Se, il tessuto urbano concentra
dinamiche di trasformazione e di conflitto sociale, altrettanto determina
tattiche che concretamente oppongono spazialità non più soggette ai criteri del
mercato e del consumo. Proprio tali dispositivi di contro-cultura intervengono
nel sistema città come luoghi non certo utopici, bensì come zone effettive e
compiute di contro-dominio che sfuggono, seppure per un tempo limitato, alle
regole del controllo biopolitico. Sono frammenti occupati che non possono
essere interpretati dunque come spazi etero topici, secondo il concetto
foucaultiano, perché s’inseriscono come luoghi radicali per culture e
interazioni attive capaci di formulare un produttivo e processuale diritto alla
vita urbana. Per quanto episodici o addirittura temporanei, questi posti
occupati ribaltano il valore mercificato dello spazio metropolitano attuale, in
valore d’uso congruente con un vivere ed un abitare autonomo lontano dagli
ordinamenti neoliberisti. Costruiscono piuttosto nuove modalità di scambio
culturale e di interrelazione sociale, stabilendosi, malgrado la loro
disseminazione rizomatica, come organismi propulsivi di contro-cultura o più
precisamente come bacini produttivi che compongono e diffondono non
semplicemente modalità diverse del vivere, ma contingenti stili di vita
radicati entro i tessuti della città globalizzata.

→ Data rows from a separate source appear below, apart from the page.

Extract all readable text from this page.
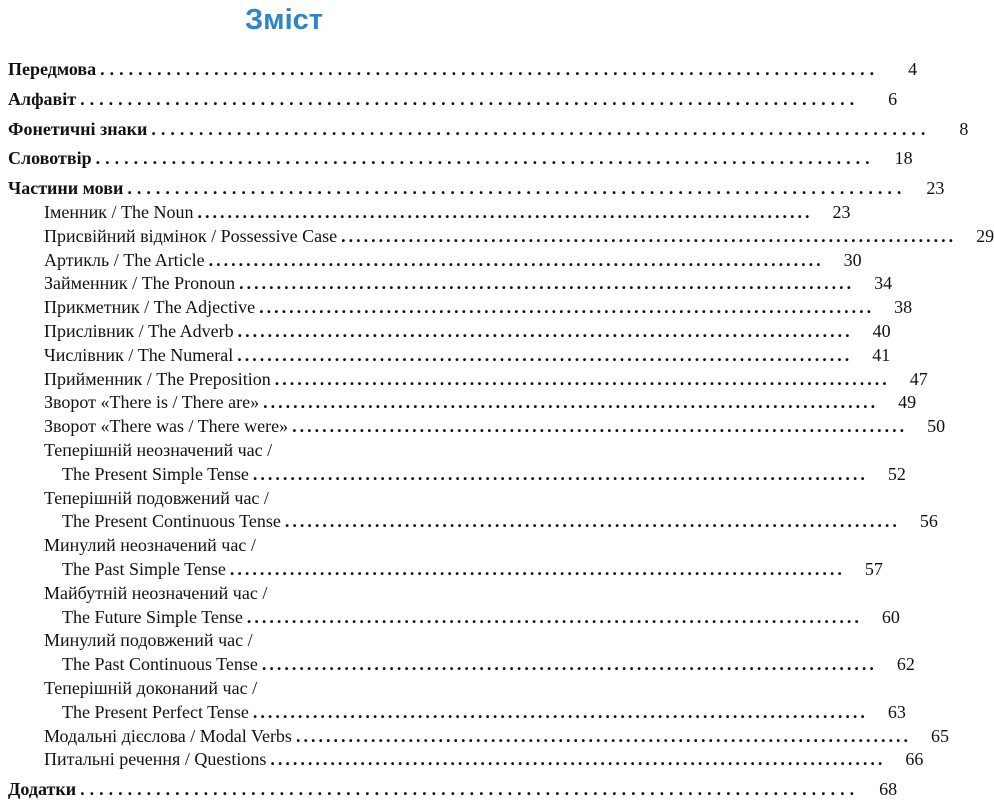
Зміст
Передмова ..................................................................................	4
Алфавіт ..................................................................................	6
Фонетичні знаки ..................................................................................	8
Словотвір ..................................................................................	18
Частини мови ..................................................................................	23
Іменник / The Noun ..................................................................................	23
Присвійний відмінок / Possessive Case ..................................................................................	29
Артикль / The Article ..................................................................................	30
Займенник / The Pronoun ..................................................................................	34
Прикметник / The Adjective ..................................................................................	38
Прислівник / The Adverb ..................................................................................	40
Числівник / The Numeral ..................................................................................	41
Прийменник / The Preposition ..................................................................................	47
Зворот «There is / There are» ..................................................................................	49
Зворот «There was / There were» ..................................................................................	50
Теперішній неозначений час /
The Present Simple Tense ..................................................................................	52
Теперішній подовжений час /
The Present Continuous Tense ..................................................................................	56
Минулий неозначений час /
The Past Simple Tense ..................................................................................	57
Майбутній неозначений час /
The Future Simple Tense ..................................................................................	60
Минулий подовжений час /
The Past Continuous Tense ..................................................................................	62
Теперішній доконаний час /
The Present Perfect Tense ..................................................................................	63
Модальні дієслова / Modal Verbs ..................................................................................	65
Питальні речення / Questions ..................................................................................	66
Додатки ..................................................................................	68
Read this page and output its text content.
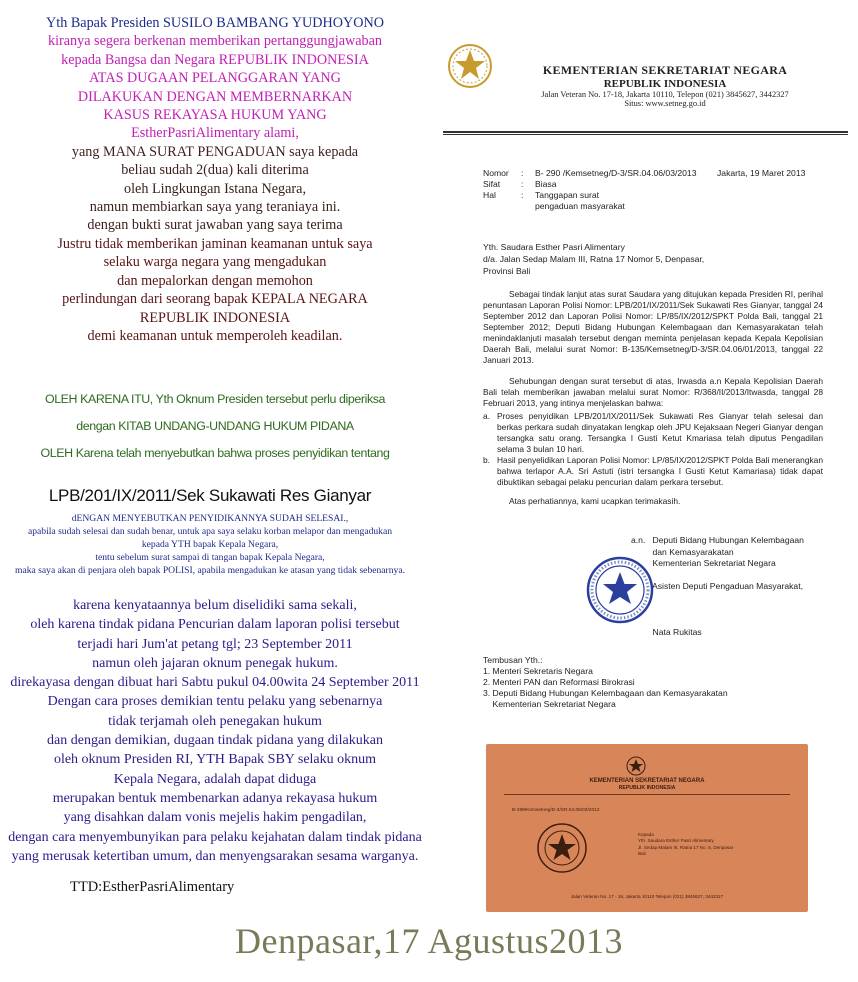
Yth Bapak Presiden SUSILO BAMBANG YUDHOYONO
kiranya segera berkenan memberikan pertanggungjawaban
kepada Bangsa dan Negara REPUBLIK INDONESIA
ATAS DUGAAN PELANGGARAN YANG
DILAKUKAN DENGAN MEMBERNARKAN
KASUS REKAYASA HUKUM YANG
EstherPasriAlimentary alami,
yang MANA SURAT PENGADUAN saya kepada
beliau sudah 2(dua) kali diterima
oleh Lingkungan Istana Negara,
namun membiarkan saya yang teraniaya ini.
dengan bukti surat jawaban yang saya terima
Justru tidak memberikan jaminan keamanan untuk saya
selaku warga negara yang mengadukan
dan mepalorkan dengan memohon
perlindungan dari seorang bapak KEPALA NEGARA
REPUBLIK INDONESIA
demi keamanan untuk memperoleh keadilan.
OLEH KARENA ITU, Yth Oknum Presiden tersebut perlu diperiksa
dengan KITAB UNDANG-UNDANG HUKUM PIDANA
OLEH Karena telah menyebutkan bahwa proses penyidikan tentang
LPB/201/IX/2011/Sek Sukawati Res Gianyar
dENGAN MENYEBUTKAN PENYIDIKANNYA SUDAH SELESAI.,
apabila sudah selesai dan sudah benar, untuk apa saya selaku korban melapor dan mengadukan
kepada YTH bapak Kepala Negara,
tentu sebelum surat sampai di tangan bapak Kepala Negara,
maka saya akan di penjara oleh bapak POLISI, apabila mengadukan ke atasan yang tidak sebenarnya.
karena kenyataannya belum diselidiki sama sekali,
oleh karena tindak pidana Pencurian dalam laporan polisi tersebut
terjadi hari Jum'at petang tgl; 23 September 2011
namun oleh jajaran oknum penegak hukum.
direkayasa dengan dibuat hari Sabtu pukul 04.00wita 24 September 2011
Dengan cara proses demikian tentu pelaku yang sebenarnya
tidak terjamah oleh penegakan hukum
dan dengan demikian, dugaan tindak pidana yang dilakukan
oleh oknum Presiden RI, YTH Bapak SBY selaku oknum
Kepala Negara, adalah dapat diduga
merupakan bentuk membenarkan adanya rekayasa hukum
yang disahkan dalam vonis mejelis hakim pengadilan,
dengan cara menyembunyikan para pelaku kejahatan dalam tindak pidana
yang merusak ketertiban umum, dan menyengsarakan sesama warganya.
TTD:EstherPasriAlimentary
Denpasar,17 Agustus2013
KEMENTERIAN SEKRETARIAT NEGARA
REPUBLIK INDONESIA
Jalan Veteran No. 17-18, Jakarta 10110, Telepon (021) 3845627, 3442327
Situs: www.setneg.go.id
Nomor	:	B- 290 /Kemsetneg/D-3/SR.04.06/03/2013
Sifat	:	Biasa
Hal	:	Tanggapan surat
pengaduan masyarakat
Jakarta, 19 Maret 2013
Yth. Saudara Esther Pasri Alimentary
d/a. Jalan Sedap Malam III, Ratna 17 Nomor 5, Denpasar,
Provinsi Bali

Sebagai tindak lanjut atas surat Saudara yang ditujukan kepada Presiden RI, perihal penuntasan Laporan Polisi Nomor: LPB/201/IX/2011/Sek Sukawati Res Gianyar, tanggal 24 September 2012 dan Laporan Polisi Nomor: LP/85/IX/2012/SPKT Polda Bali, tanggal 21 September 2012; Deputi Bidang Hubungan Kelembagaan dan Kemasyarakatan telah menindaklanjuti masalah tersebut dengan meminta penjelasan kepada Kepala Kepolisian Daerah Bali, melalui surat Nomor: B-135/Kemsetneg/D-3/SR.04.06/01/2013, tanggal 22 Januari 2013.

Sehubungan dengan surat tersebut di atas, Irwasda a.n Kepala Kepolisian Daerah Bali telah memberikan jawaban melalui surat Nomor: R/368/II/2013/Itwasda, tanggal 28 Februari 2013, yang intinya menjelaskan bahwa:

a. Proses penyidikan LPB/201/IX/2011/Sek Sukawati Res Gianyar telah selesai dan berkas perkara sudah dinyatakan lengkap oleh JPU Kejaksaan Negeri Gianyar dengan tersangka satu orang. Tersangka I Gusti Ketut Kmariasa telah diputus Pengadilan selama 3 bulan 10 hari.
b. Hasil penyelidikan Laporan Polisi Nomor: LP/85/IX/2012/SPKT Polda Bali menerangkan bahwa terlapor A.A. Sri Astuti (istri tersangka I Gusti Ketut Kamariasa) tidak dapat dibuktikan sebagai pelaku pencurian dalam perkara tersebut.

Atas perhatiannya, kami ucapkan terimakasih.

a.n.   Deputi Bidang Hubungan Kelembagaan
dan Kemasyarakatan
Kementerian Sekretariat Negara
Asisten Deputi Pengaduan Masyarakat,
Nata Rukitas
Tembusan Yth.:
1. Menteri Sekretaris Negara
2. Menteri PAN dan Reformasi Birokrasi
3. Deputi Bidang Hubungan Kelembagaan dan Kemasyarakatan
Kementerian Sekretariat Negara
KEMENTERIAN SEKRETARIAT NEGARA
REPUBLIK INDONESIA
B-289/Kemsetneg/D-3/SR.04.06/03/2013
Kepada
Yth. Saudara Esther Pasri Alimentary
Jl. Sedap Malam III, Ratna 17 No. 5, Denpasar
Bali
Jalan Veteran No. 17 - 18, Jakarta 10110 Telepon (021) 3845627, 3442327
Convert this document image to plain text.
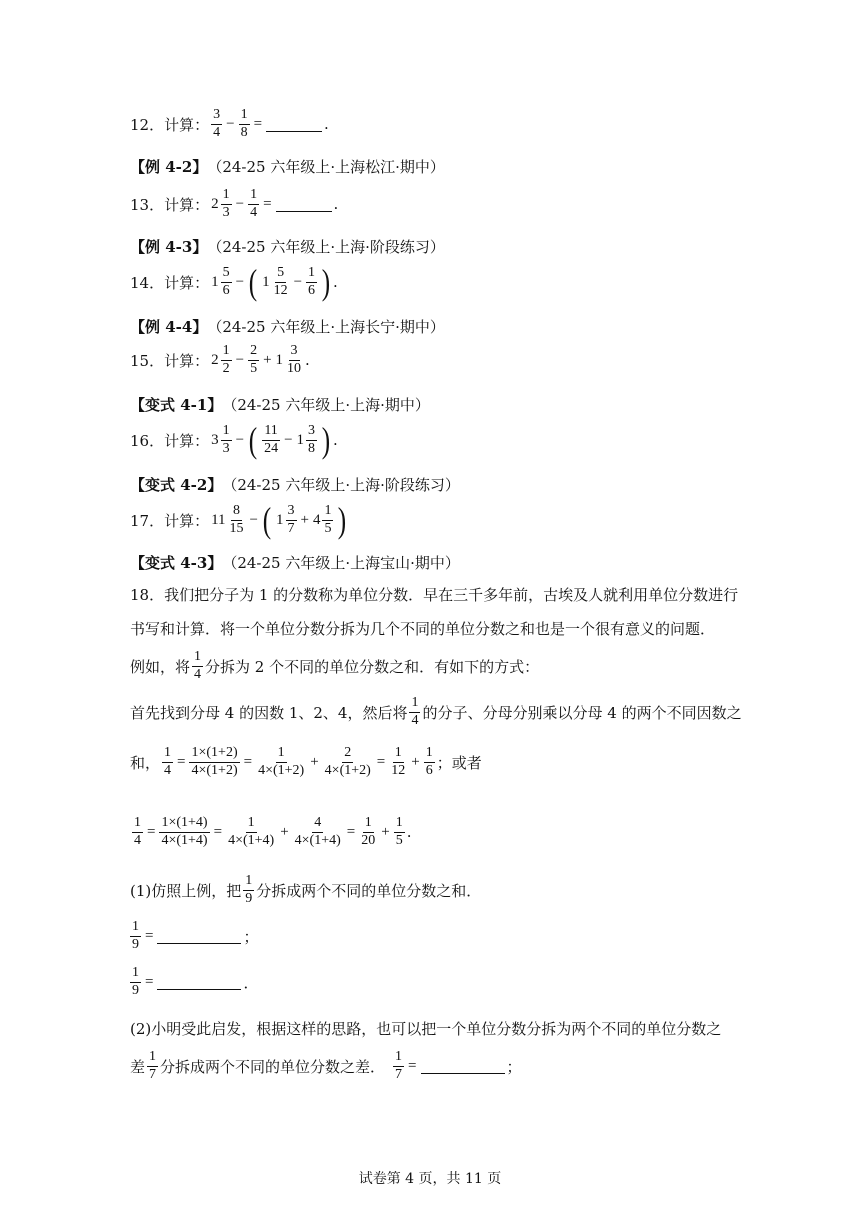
12．计算： $\frac{3}{4} - \frac{1}{8}$ =	.
【例 4-2】 （24-25 六年级上·上海松江·期中）
13．计算： $2 \frac{1}{3} - \frac{1}{4}$ =	.
【例 4-3】 （24-25 六年级上·上海·阶段练习）
14．计算： $1 \frac{5}{6}$ − ( $1 \frac{5}{12} - \frac{1}{6}$ ) .
【例 4-4】 （24-25 六年级上·上海长宁·期中）
15．计算： $2 \frac{1}{2} - \frac{2}{5} + 1 \frac{3}{10}$ .
【变式 4-1】 （24-25 六年级上·上海·期中）
16．计算： $3 \frac{1}{3}$ − ( $\frac{11}{24} - 1 \frac{3}{8}$ ) .
【变式 4-2】 （24-25 六年级上·上海·阶段练习）
17．计算： $11 \frac{8}{15}$ − ( $1 \frac{3}{7} + 4 \frac{1}{5}$ )
【变式 4-3】 （24-25 六年级上·上海宝山·期中）
18．我们把分子为 1 的分数称为单位分数．早在三千多年前，古埃及人就利用单位分数进行
书写和计算．将一个单位分数分拆为几个不同的单位分数之和也是一个很有意义的问题．
例如，将 $\frac{1}{4}$ 分拆为 2 个不同的单位分数之和．有如下的方式：
首先找到分母 4 的因数 1、2、4，然后将 $\frac{1}{4}$ 的分子、分母分别乘以分母 4 的两个不同因数之
和， $\frac{1}{4} = \frac{1\times(1+2)}{4\times(1+2)} = \frac{1}{4\times(1+2)} + \frac{2}{4\times(1+2)} = \frac{1}{12} + \frac{1}{6}$ ；或者
$\frac{1}{4} = \frac{1\times(1+4)}{4\times(1+4)} = \frac{1}{4\times(1+4)} + \frac{4}{4\times(1+4)} = \frac{1}{20} + \frac{1}{5}$ .
(1)仿照上例，把 $\frac{1}{9}$ 分拆成两个不同的单位分数之和．
$\frac{1}{9}$ =	；
$\frac{1}{9}$ =	．
(2)小明受此启发，根据这样的思路，也可以把一个单位分数分拆为两个不同的单位分数之
差 $\frac{1}{7}$ 分拆成两个不同的单位分数之差． $\frac{1}{7}$ =	；
试卷第 4 页，共 11 页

La capacità di interferire nel programma
o nell’ordinamento del territorio neoliberale esprime una rivendicazione alla
vita urbana in grado altresì di opporre percorsi di cultura e comunicazione non
assoggettati a criteri economici dettati dal mercato. Non più quindi la
riduzione e semplici esperienze contingenti e locali, piuttosto
l’assimilazione, tramite tali pratiche di appropriazione e partecipazione, che
il diritto alla città prerogativa assoluta per collettività e culture
spontanee, libertarie, autonome, ed universalmente urbane.